I am fortunate to be a teacher and a parent at the school my children attend. Recently, my colleague — a literacy specialist — stopped by my classroom to ask me how my older son was enjoying school. I proceeded to unload my concerns about his reading: He’s not careful with words, he’s not motivated, he doesn’t seem to be improving. After listening, she offered to read with him and give me some guidance. The next afternoon, I watched nervously as she held my little guy’s hand and led him into her classroom.

When they were done, she quickly went through several practical suggestions: He needed to take time to preview the story, stick his finger under tricky words and make sure the words he read made sense. The true gift, however, was that my son walked out of her room feeling important and worthwhile. What more could any parent ask for than to have her child leave school feeling such things? This is what public schools can provide for our children in Maine.

When you don’t have the opportunity to spend as much time in schools as I do, sending your children off can feel like a great leap of faith. This is particularly true if you have been following President-elect Donald Trump’s negative descriptions of American education. This narrative is inaccurate, and it is a threat to our public schools, communities and children.

In his $20 billion education platform, Trump champions school vouchers, cuts in the federal education department and opening the doors to an unregulated growth of for-profit educational enterprises, particularly charter schools. His nominee for secretary of education, Betsy DeVos, has a record of steadfastly supporting initiatives like these. The reforms she champions, however, have failed in states from Indiana, Louisiana, Texas and in her home state of Michigan.
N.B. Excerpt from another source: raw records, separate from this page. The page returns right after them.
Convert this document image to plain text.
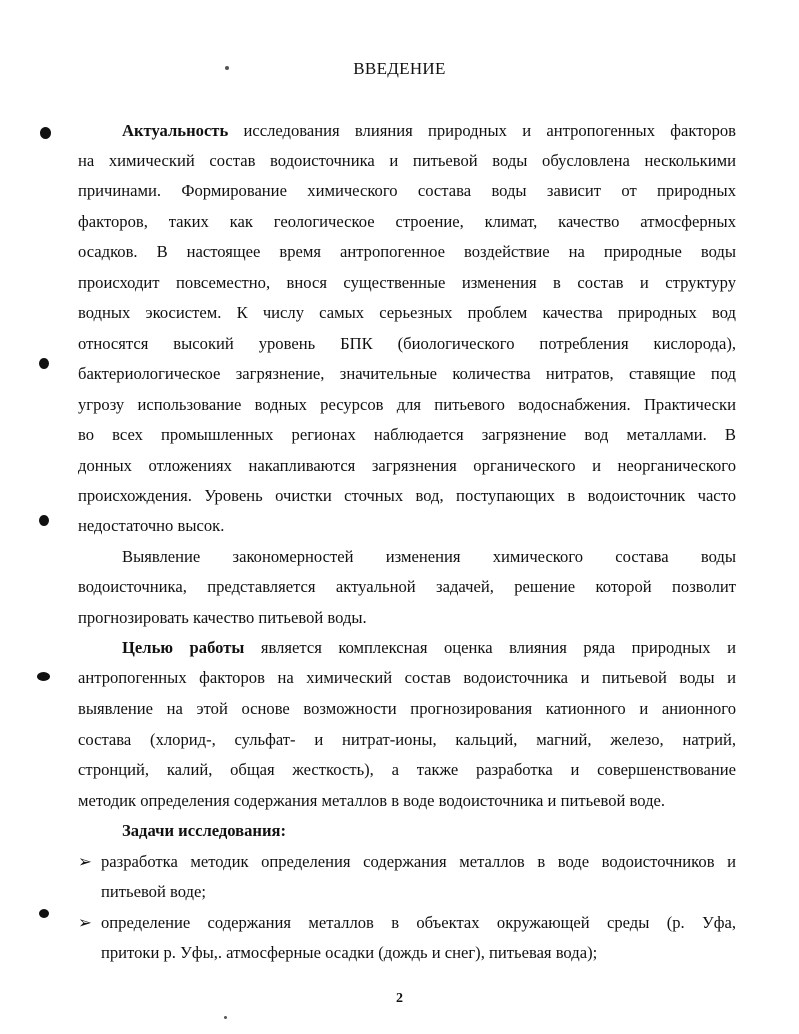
ВВЕДЕНИЕ
Актуальность исследования влияния природных и антропогенных факторов
на химический состав водоисточника и питьевой воды обусловлена несколькими
причинами. Формирование химического состава воды зависит от природных
факторов, таких как геологическое строение, климат, качество атмосферных
осадков. В настоящее время антропогенное воздействие на природные воды
происходит повсеместно, внося существенные изменения в состав и структуру
водных экосистем. К числу самых серьезных проблем качества природных вод
относятся высокий уровень БПК (биологического потребления кислорода),
бактериологическое загрязнение, значительные количества нитратов, ставящие под
угрозу использование водных ресурсов для питьевого водоснабжения. Практически
во всех промышленных регионах наблюдается загрязнение вод металлами. В
донных отложениях накапливаются загрязнения органического и неорганического
происхождения. Уровень очистки сточных вод, поступающих в водоисточник часто
недостаточно высок.
Выявление закономерностей изменения химического состава воды
водоисточника, представляется актуальной задачей, решение которой позволит
прогнозировать качество питьевой воды.
Целью работы является комплексная оценка влияния ряда природных и
антропогенных факторов на химический состав водоисточника и питьевой воды и
выявление на этой основе возможности прогнозирования катионного и анионного
состава (хлорид-, сульфат- и нитрат-ионы, кальций, магний, железо, натрий,
стронций, калий, общая жесткость), а также разработка и совершенствование
методик определения содержания металлов в воде водоисточника и питьевой воде.
Задачи исследования:
➢ разработка методик определения содержания металлов в воде водоисточников и
питьевой воде;
➢ определение содержания металлов в объектах окружающей среды (р. Уфа,
притоки р. Уфы,. атмосферные осадки (дождь и снег), питьевая вода);
2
An education platform such as this is unsound. Charter schools — one of the cornerstones of the school-choice movement — for example, close at alarming rates. Between 2010 and 2015, more than 1,200 charter schools shut their doors. Teacher turnover — a factor that limits student achievement — in charter schools continues to be significantly higher than in traditional public schools. Additionally, a study done by the Center for Research on Education Outcomes at Stanford University in California found that test scores among students who attend online charter schools were significantly worse than those at traditional schools. Regardless of politics, there is no evidence that a proliferation of charter schools will raise achievement for all students.

It would seem that our president-elect and his nominee for secretary of education would put our education system at risk with policies that hold no track record of student success. Furthermore, despite their lack of experience in public education, Trump and DeVos assume that business acumen can fix pedagogic problems. As a teacher of 16 years, I assure you that experience in this profession matters greatly. I would never presume to walk into a car dealership or a bakery and suggest that I know how to improve those professions simply because I have driven a car or baked a cake.

Certainly, there is an urgent need to improve schools that are not raising outcomes for kids. I have taught in a failing school. I have seen firsthand how my students there faced the complexities of poverty, the obstacles of unfunded educational mandates and the devastating fallout of inequalities that exist between ZIP codes. Yet, even in the face of these struggles, the school served as a safe and predictable place for the kids. It was a place where they could eat, stay warm and rely on the teachers who cared for them.

Here in Maine, public schools are the pillars of our communities. They are places where families gather to meet, eat, celebrate and even grieve. People come to schools to enthusiastically cheer on their sports teams, to listen to children play in the orchestra, to sing and to honor achievement. I am gravely concerned that Trump and DeVos’ plans will chip away at the vital role schools play in our beautiful small towns and communities. If this were to happen, we indeed would fail.

But you don’t have to take my word for it. Reach out to your children’s schools. I am certain that you will meet teachers, like my colleague, who spark a love of reading, science, math and the arts within their students. I am even more certain that in any corner of our state you will see how vibrant and alive with learning Maine’s public schools are.

Talya Edlund is a fifth-grade teacher at Cape Elizabeth Middle School and the 2016 Maine Teacher of the Year.